Evaluator Module¶
Tools for assessing detection quality.
IntertextEvaluator¶
Evaluate detection results against ground truth annotations.
Computes precision, recall, F1, and other metrics for intertextual link detection.
locisimiles.evaluator.IntertextEvaluator
¶
IntertextEvaluator(
*,
query_doc: Document,
source_doc: Document,
ground_truth_csv: str | DataFrame,
pipeline: Pipeline,
top_k: int = 5,
threshold: float | str = "auto",
auto_threshold_metric: str = "smr",
)
Evaluator for measuring intertextuality detection performance.
This class computes sentence-level and document-level evaluation metrics by comparing pipeline predictions against ground truth annotations.
Supported metrics
- Precision: TP / (TP + FP)
- Recall: TP / (TP + FN)
- F1: Harmonic mean of precision and recall
- SMR: Source Match Rate (error rate)
- Accuracy: (TP + TN) / Total
The evaluator runs the pipeline once during initialization and caches the results for efficient metric computation across different thresholds.
| ATTRIBUTE | DESCRIPTION |
|---|---|
query_doc |
The query document being analyzed.
|
source_doc |
The source document containing potential quotation origins.
|
predictions |
Cached pipeline predictions (CandidateJudgeOutput format).
TYPE:
|
threshold |
Probability threshold for positive classification.
|
gold_labels |
Ground truth annotations loaded from CSV.
|
Example
from locisimiles.evaluator import IntertextEvaluator
from locisimiles.pipeline import TwoStagePipeline
from locisimiles.document import Document
# Load documents
query_doc = Document("hieronymus.csv")
source_doc = Document("vergil.csv")
# Initialize pipeline
pipeline = TwoStagePipeline(device="cpu")

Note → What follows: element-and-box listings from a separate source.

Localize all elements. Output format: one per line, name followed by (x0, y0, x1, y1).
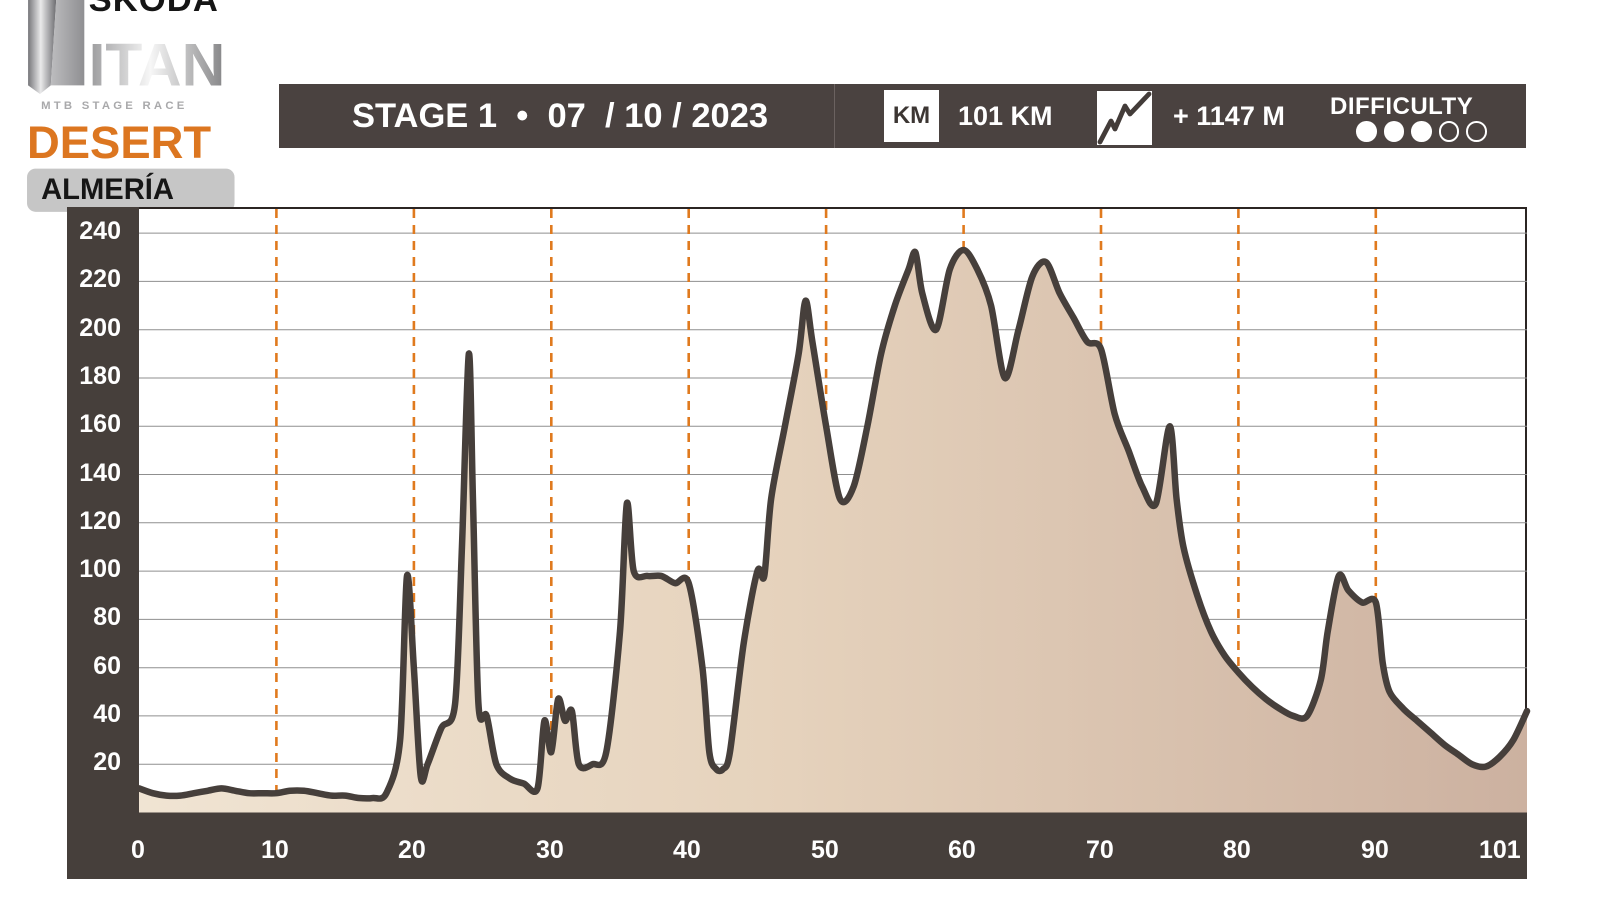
svg-text:ITAN: ITAN (89, 30, 226, 98)
svg-text:SKODA: SKODA (89, 0, 219, 19)
svg-text:DESERT: DESERT (27, 117, 211, 168)
svg-text:ALMERÍA: ALMERÍA (41, 172, 174, 206)
svg-text:MTB STAGE RACE: MTB STAGE RACE (41, 100, 188, 112)
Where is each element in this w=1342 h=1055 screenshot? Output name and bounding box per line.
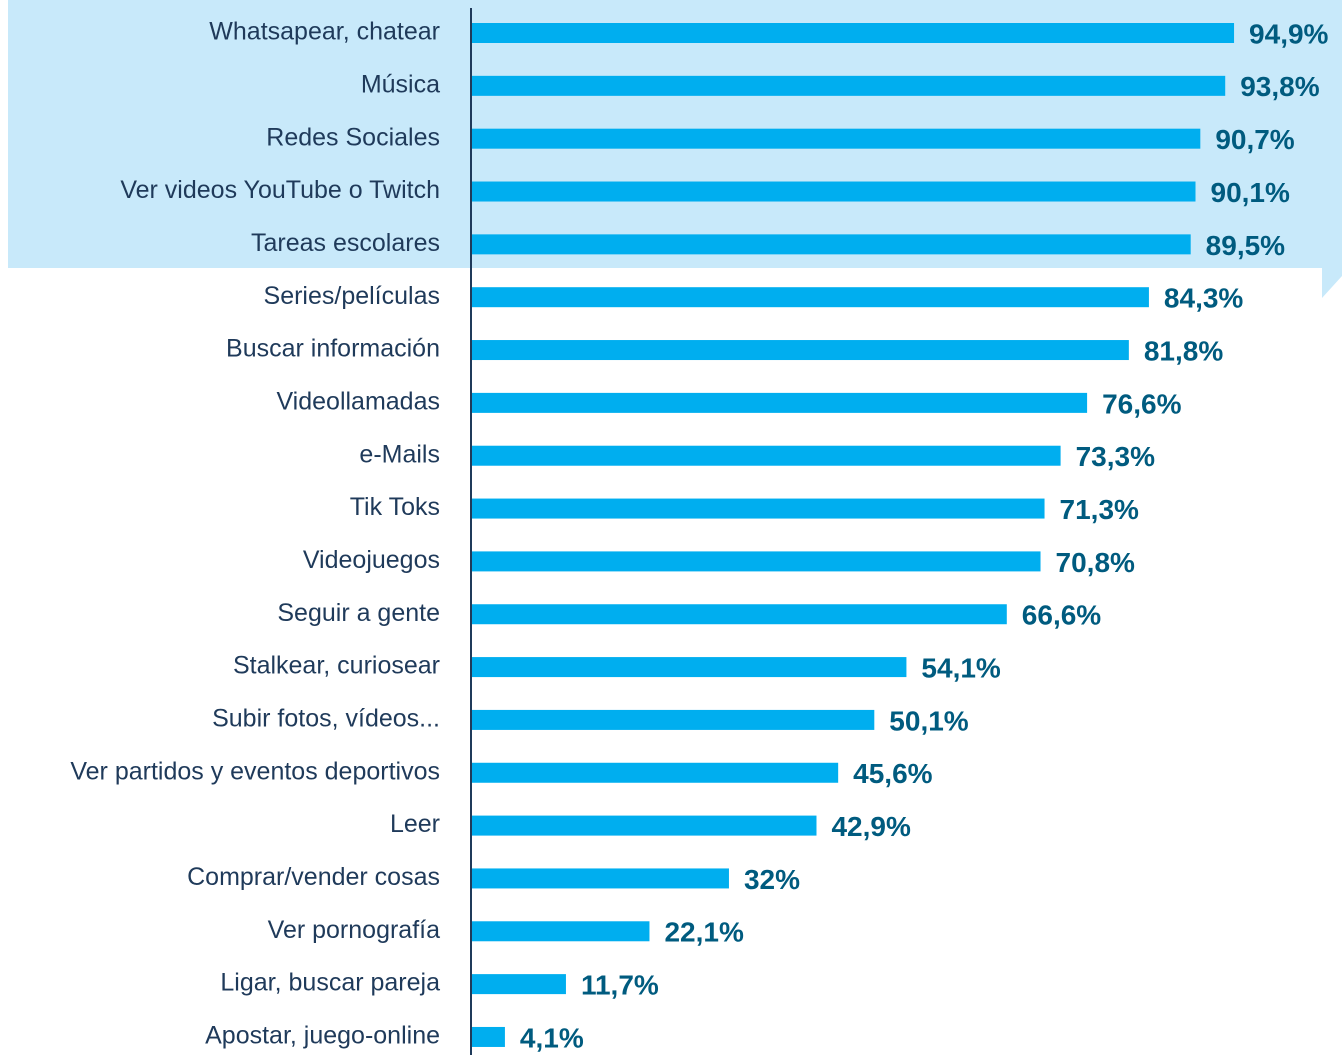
category-label: Comprar/vender cosas (187, 863, 440, 891)
category-label: Videojuegos (303, 546, 440, 574)
bar (472, 128, 1201, 149)
bar (472, 287, 1149, 308)
bar (472, 75, 1226, 96)
bar (472, 445, 1061, 466)
category-label: Ver pornografía (268, 916, 440, 944)
category-label: Redes Sociales (266, 123, 440, 151)
value-label: 76,6% (1102, 388, 1181, 419)
value-label: 93,8% (1240, 71, 1319, 102)
bar (472, 23, 1235, 43)
bar (472, 815, 817, 836)
category-label: Stalkear, curiosear (233, 652, 440, 680)
category-label: e-Mails (359, 440, 440, 468)
category-label: Música (361, 70, 440, 98)
value-label: 90,7% (1215, 124, 1294, 155)
value-label: 54,1% (921, 652, 1000, 683)
value-label: 94,9% (1249, 18, 1328, 49)
category-label: Videollamadas (276, 387, 440, 415)
category-label: Ver videos YouTube o Twitch (120, 176, 440, 204)
value-label: 89,5% (1206, 230, 1285, 261)
bar (472, 1026, 505, 1047)
value-label: 11,7% (581, 970, 659, 1001)
value-label: 81,8% (1144, 335, 1223, 366)
value-label: 45,6% (853, 758, 932, 789)
bar (472, 498, 1045, 519)
value-label: 70,8% (1056, 547, 1135, 578)
category-label: Whatsapear, chatear (209, 18, 440, 46)
category-label: Tik Toks (350, 493, 440, 521)
value-label: 73,3% (1076, 441, 1155, 472)
category-label: Series/películas (264, 282, 440, 310)
value-label: 4,1% (520, 1022, 584, 1053)
category-label: Subir fotos, vídeos... (212, 705, 440, 733)
value-label: 71,3% (1060, 494, 1139, 525)
bar (472, 234, 1191, 255)
value-label: 32% (744, 864, 800, 895)
value-label: 66,6% (1022, 600, 1101, 631)
category-label: Ver partidos y eventos deportivos (70, 757, 440, 785)
bar (472, 657, 907, 678)
category-label: Ligar, buscar pareja (220, 969, 440, 997)
highlight-region (8, 0, 1342, 298)
bar (472, 921, 650, 942)
value-label: 42,9% (831, 811, 910, 842)
category-label: Seguir a gente (277, 599, 440, 627)
bar (472, 762, 839, 783)
category-label: Apostar, juego-online (205, 1022, 440, 1050)
bar (472, 340, 1129, 361)
bar (472, 604, 1007, 625)
value-label: 84,3% (1164, 283, 1243, 314)
bar (472, 974, 566, 995)
category-label: Buscar información (226, 335, 440, 363)
category-label: Tareas escolares (251, 229, 440, 257)
category-label: Leer (390, 810, 440, 838)
value-label: 22,1% (664, 917, 743, 948)
value-label: 90,1% (1211, 177, 1290, 208)
value-label: 50,1% (889, 705, 968, 736)
bar (472, 868, 729, 889)
bar (472, 551, 1041, 572)
bar (472, 392, 1088, 413)
bar (472, 181, 1196, 202)
bar (472, 709, 875, 730)
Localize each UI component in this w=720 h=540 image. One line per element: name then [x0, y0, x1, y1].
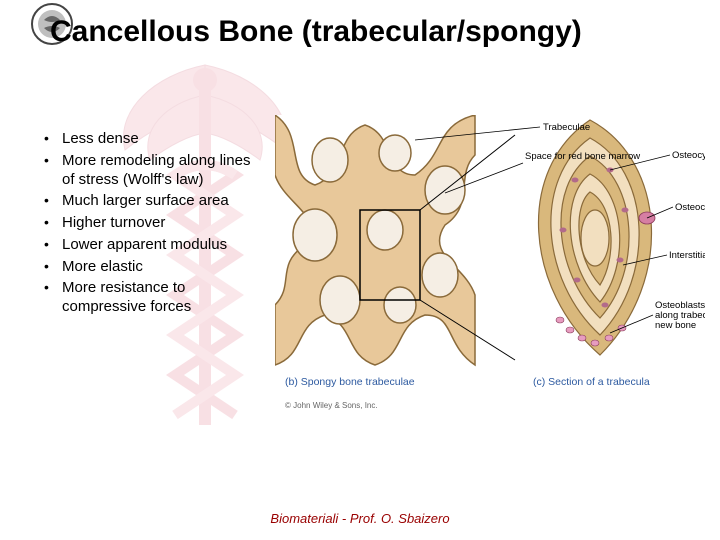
bone-trabeculae-figure: Trabeculae Space for red bone marrow Ost… [275, 115, 705, 425]
label-interstitial: Interstitial lamellae [669, 250, 705, 261]
caption-b: (b) Spongy bone trabeculae [285, 376, 415, 388]
bullet-item: More resistance to compressive forces [44, 279, 264, 317]
bullet-item: Much larger surface area [44, 192, 264, 211]
bullet-item: More elastic [44, 258, 264, 277]
bullet-list: Less dense More remodeling along lines o… [44, 130, 264, 320]
slide-footer: Biomateriali - Prof. O. Sbaizero [0, 511, 720, 526]
caption-c: (c) Section of a trabecula [533, 376, 650, 388]
label-osteoclast: Osteoclast [675, 202, 705, 213]
bullet-item: Lower apparent modulus [44, 236, 264, 255]
bullet-item: Less dense [44, 130, 264, 149]
bullet-item: More remodeling along lines of stress (W… [44, 152, 264, 190]
bullet-item: Higher turnover [44, 214, 264, 233]
label-trabeculae: Trabeculae [543, 122, 590, 133]
slide-title: Cancellous Bone (trabecular/spongy) [50, 15, 700, 49]
figure-copyright: © John Wiley & Sons, Inc. [285, 401, 378, 410]
label-osteoblasts: Osteoblasts aligned along trabecula of n… [655, 300, 705, 331]
label-osteocyte: Osteocyte [672, 150, 705, 161]
label-marrow-space: Space for red bone marrow [525, 151, 640, 162]
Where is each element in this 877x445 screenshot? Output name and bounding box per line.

# Create evaluator with auto-threshold
evaluator = IntertextEvaluator(
query_doc=query_doc,
source_doc=source_doc,
ground_truth_csv="ground_truth.csv",
pipeline=pipeline,
top_k=10,
threshold="auto", # Automatically find best threshold
auto_threshold_metric="smr",
)
# Get evaluation metrics
print(evaluator.evaluate(average="micro"))
print(evaluator.evaluate(average="macro"))
# Evaluate single query
print(evaluator.evaluate_single_query("hier. adv. iovin. 1.41"))
# Find optimal threshold for different metrics
best, all_thresholds = evaluator.find_best_threshold(metric="f1")
print(f"Best F1 at threshold {best['best_threshold']}: {best['best_f1']:.3f}")
evaluate_single_query
¶
Compute metrics for one query sentence.
query_ids_with_match
¶
Return query IDs that have ground truth labels.
evaluate_all_queries
¶
Compute metrics for every query sentence (cached).
evaluate
¶
Compute aggregated metrics across queries.
- Precision, Recall, F1, Accuracy: ALWAYS computed on queries with at least one ground truth match (otherwise these metrics are meaningless).
- FPR, FNR, SMR: Computed on ALL queries by default (measures false alarms on queries that shouldn't have matches). If with_match_only=True, these are also restricted to queries with matches.
confusion_matrix
¶
Return 2x2 confusion matrix [[TP,FP],[FN,TN]] for one query sentence.
find_best_threshold
¶
find_best_threshold(
*,
metric: str = "f1",
thresholds: List[float] | None = None,
average: str = "micro",
with_match_only: bool = False,
) -> Tuple[Dict[str, float], DataFrame]
Find the optimal probability threshold based on the given metric.
evaluate_k_values
¶
evaluate_k_values(
*,
k_values: List[int] | None = None,
average: str = "micro",
with_match_only: bool = False,
) -> Dict[int, Dict[str, float]]
Evaluate metrics for different top_k values WITHOUT re-running the pipeline.